Like Pergolesi the comparatively obscure composer Girolamo Abos (1715-1760) worked in Naples. Unlike Pergolesi, who worked mostly for the viceregal court, Abos primarily held teaching positions but was also maestro di cappella at several important Neapolitan churches. As a liturgical sequence the Stabat mater had only been restored to use in 1727 but it became immediately, and has remained, a popular theme for composers and those who commission them. Abos’ version was written in 1750 and these excerpts come from the very end of the piece where the focus moves from the Virgin to the listener who longs for Paradise after their bodily death and finishes the thought off with a rousing Amen.’
‘Secret Baroque’ will be performed at Armadale Uniting Church (86A Kooyong Rd.) this Sunday March 16th at 3 pm (tickets available at the door).
Kerrie Bolton graduated from Melbourne University with a Batchelor of Music Performance, furthered her studies in the UK and completed a Master of Music Performance at the Victorian College of the Arts. Kerrie performs regularly with the choruses of both Opera Australia and Victorian Opera and as a soloist with many companies including Melbourne Opera, Lyric Opera, Chamber Made and with the Royal Melbourne Philharmonic.
Claire Macdonald graduated from the Victorian College of Arts Opera Studio and has appeared with More Than Opera. (More information to come)
Katrena Mitchell is a graduate of the Victorian College of the Arts Opera Studio. A fellowship at the State Library of Victoria focusing on baroque vocal music has resulted in a series of concerts exploring aspects of this rich music period. As well as concert performances Katrena has performed various operatic roles with Eastern Metropolitan Opera. She also occasionally programmes music for ABC Classic FM.

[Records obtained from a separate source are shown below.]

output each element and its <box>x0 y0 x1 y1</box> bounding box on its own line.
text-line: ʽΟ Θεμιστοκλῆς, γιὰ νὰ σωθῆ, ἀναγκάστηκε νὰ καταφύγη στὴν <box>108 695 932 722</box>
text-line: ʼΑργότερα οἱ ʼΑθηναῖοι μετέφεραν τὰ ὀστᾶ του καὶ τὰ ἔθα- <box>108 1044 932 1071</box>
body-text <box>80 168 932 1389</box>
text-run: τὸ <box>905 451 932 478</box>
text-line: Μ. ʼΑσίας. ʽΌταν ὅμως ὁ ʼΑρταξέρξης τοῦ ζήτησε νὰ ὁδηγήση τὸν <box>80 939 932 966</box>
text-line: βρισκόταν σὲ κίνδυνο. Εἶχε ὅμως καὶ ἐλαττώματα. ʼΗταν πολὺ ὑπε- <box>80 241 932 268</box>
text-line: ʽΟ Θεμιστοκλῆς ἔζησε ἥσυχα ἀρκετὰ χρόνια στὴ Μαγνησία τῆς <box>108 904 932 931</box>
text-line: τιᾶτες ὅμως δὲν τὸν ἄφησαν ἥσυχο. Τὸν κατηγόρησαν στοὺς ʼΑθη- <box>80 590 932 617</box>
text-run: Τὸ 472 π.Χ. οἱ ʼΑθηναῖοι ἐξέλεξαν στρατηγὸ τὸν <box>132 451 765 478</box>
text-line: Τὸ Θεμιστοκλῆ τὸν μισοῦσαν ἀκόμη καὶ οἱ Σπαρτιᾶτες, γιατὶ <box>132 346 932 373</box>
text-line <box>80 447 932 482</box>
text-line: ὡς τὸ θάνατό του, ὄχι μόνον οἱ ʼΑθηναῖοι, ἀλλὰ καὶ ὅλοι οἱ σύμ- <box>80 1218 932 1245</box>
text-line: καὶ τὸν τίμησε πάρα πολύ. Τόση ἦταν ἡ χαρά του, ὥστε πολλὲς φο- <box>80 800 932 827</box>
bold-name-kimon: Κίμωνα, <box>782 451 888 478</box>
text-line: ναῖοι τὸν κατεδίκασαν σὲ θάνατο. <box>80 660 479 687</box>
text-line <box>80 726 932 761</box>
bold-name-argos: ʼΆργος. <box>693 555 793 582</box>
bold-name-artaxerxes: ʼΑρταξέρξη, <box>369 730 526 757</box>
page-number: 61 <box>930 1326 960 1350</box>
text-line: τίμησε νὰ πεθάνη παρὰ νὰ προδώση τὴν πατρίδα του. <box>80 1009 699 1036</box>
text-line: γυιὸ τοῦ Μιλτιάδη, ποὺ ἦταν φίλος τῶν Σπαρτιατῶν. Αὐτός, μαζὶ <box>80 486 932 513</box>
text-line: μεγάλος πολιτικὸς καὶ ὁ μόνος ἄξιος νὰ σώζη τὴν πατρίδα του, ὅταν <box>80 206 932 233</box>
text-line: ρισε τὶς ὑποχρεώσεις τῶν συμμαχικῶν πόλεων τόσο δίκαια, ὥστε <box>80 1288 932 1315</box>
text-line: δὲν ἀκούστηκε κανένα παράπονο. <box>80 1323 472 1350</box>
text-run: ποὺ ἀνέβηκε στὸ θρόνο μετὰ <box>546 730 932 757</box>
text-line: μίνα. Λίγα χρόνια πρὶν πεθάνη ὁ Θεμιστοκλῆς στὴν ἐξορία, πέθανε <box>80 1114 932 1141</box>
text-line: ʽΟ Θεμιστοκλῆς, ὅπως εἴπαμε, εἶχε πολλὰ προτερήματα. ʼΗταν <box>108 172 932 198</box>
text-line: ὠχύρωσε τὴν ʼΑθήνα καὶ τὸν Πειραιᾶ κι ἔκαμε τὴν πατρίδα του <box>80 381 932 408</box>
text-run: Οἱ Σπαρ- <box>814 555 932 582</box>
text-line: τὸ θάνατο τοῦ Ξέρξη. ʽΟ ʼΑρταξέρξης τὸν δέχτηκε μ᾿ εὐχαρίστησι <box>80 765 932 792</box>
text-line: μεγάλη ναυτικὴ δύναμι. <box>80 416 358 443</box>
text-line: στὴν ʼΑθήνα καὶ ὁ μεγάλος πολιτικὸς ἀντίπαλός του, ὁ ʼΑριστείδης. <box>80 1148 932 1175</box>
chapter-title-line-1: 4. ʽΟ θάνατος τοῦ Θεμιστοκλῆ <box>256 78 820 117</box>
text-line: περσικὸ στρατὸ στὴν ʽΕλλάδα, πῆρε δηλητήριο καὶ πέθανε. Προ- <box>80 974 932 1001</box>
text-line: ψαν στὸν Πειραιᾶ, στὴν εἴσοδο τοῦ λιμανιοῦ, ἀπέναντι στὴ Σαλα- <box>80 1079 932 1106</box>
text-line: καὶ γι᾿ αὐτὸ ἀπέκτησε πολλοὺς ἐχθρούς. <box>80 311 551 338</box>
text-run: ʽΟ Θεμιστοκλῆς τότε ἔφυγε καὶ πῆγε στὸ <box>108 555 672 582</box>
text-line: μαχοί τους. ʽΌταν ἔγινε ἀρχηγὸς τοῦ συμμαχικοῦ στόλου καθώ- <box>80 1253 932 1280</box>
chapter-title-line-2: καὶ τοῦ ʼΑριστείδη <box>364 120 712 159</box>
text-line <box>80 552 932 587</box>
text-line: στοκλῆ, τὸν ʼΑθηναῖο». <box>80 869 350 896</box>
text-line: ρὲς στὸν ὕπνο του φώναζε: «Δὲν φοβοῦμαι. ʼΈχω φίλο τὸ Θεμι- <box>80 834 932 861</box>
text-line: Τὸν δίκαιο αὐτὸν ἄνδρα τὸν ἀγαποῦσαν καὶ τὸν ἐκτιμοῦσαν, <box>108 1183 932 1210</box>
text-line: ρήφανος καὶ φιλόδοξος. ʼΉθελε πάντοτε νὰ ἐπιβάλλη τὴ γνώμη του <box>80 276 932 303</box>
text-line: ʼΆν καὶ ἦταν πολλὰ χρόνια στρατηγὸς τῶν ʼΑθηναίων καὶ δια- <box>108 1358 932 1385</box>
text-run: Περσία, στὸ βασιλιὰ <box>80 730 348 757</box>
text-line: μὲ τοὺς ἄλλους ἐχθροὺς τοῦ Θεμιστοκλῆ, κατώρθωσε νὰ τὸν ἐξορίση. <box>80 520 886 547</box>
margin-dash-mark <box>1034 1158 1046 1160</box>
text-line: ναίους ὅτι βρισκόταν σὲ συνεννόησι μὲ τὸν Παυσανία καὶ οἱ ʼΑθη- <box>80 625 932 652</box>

Sian Prior is also a graduate of the Victorian College of the Arts Opera Studio. She has performed with Operalive, More Than Opera, Opera Sessions, Divas Inc. and at the Macedon Music and Castlemaine Festivals. A writer and broadcaster, Sian is currently completing her PhD at RMIT University and will publish her book ‘Shy – a memoir’ in May this year. http//sianprior.com
Greg Smith was born in NZ and studied composition at the University of Canterbury. Despite his teaching duties he maintains a constant performing profile. His skills in Musical Direction have been sought in many professional productions, including “Joseph and the Amazing Technicolor Dreamcoat” in Asia, NZ and Australia (Really Useful), “Hello Again” (Halogen), “Putting It Together”, “A New Brain” and “Falsettos”. Greg has played keyboards in productions of “Mamma Mia”, “Cats”, “Les Miserables”, “Into the Woods”, “42nd Street”, “Me & My Girl”, “Pirates of Penzance” and “Evita”. He has also performed the role of Manny Weinstock in Terance McNally’s “Masterclass” at the Court Theatre in Christchurch. A versatile accompanist and repetiteur, Greg can play anything from figured bass to jazz and rock. His operatic highlights were playing in “Eugene Onegin” and working with Teddy Tahu Rhodes and Dame Malvina Major.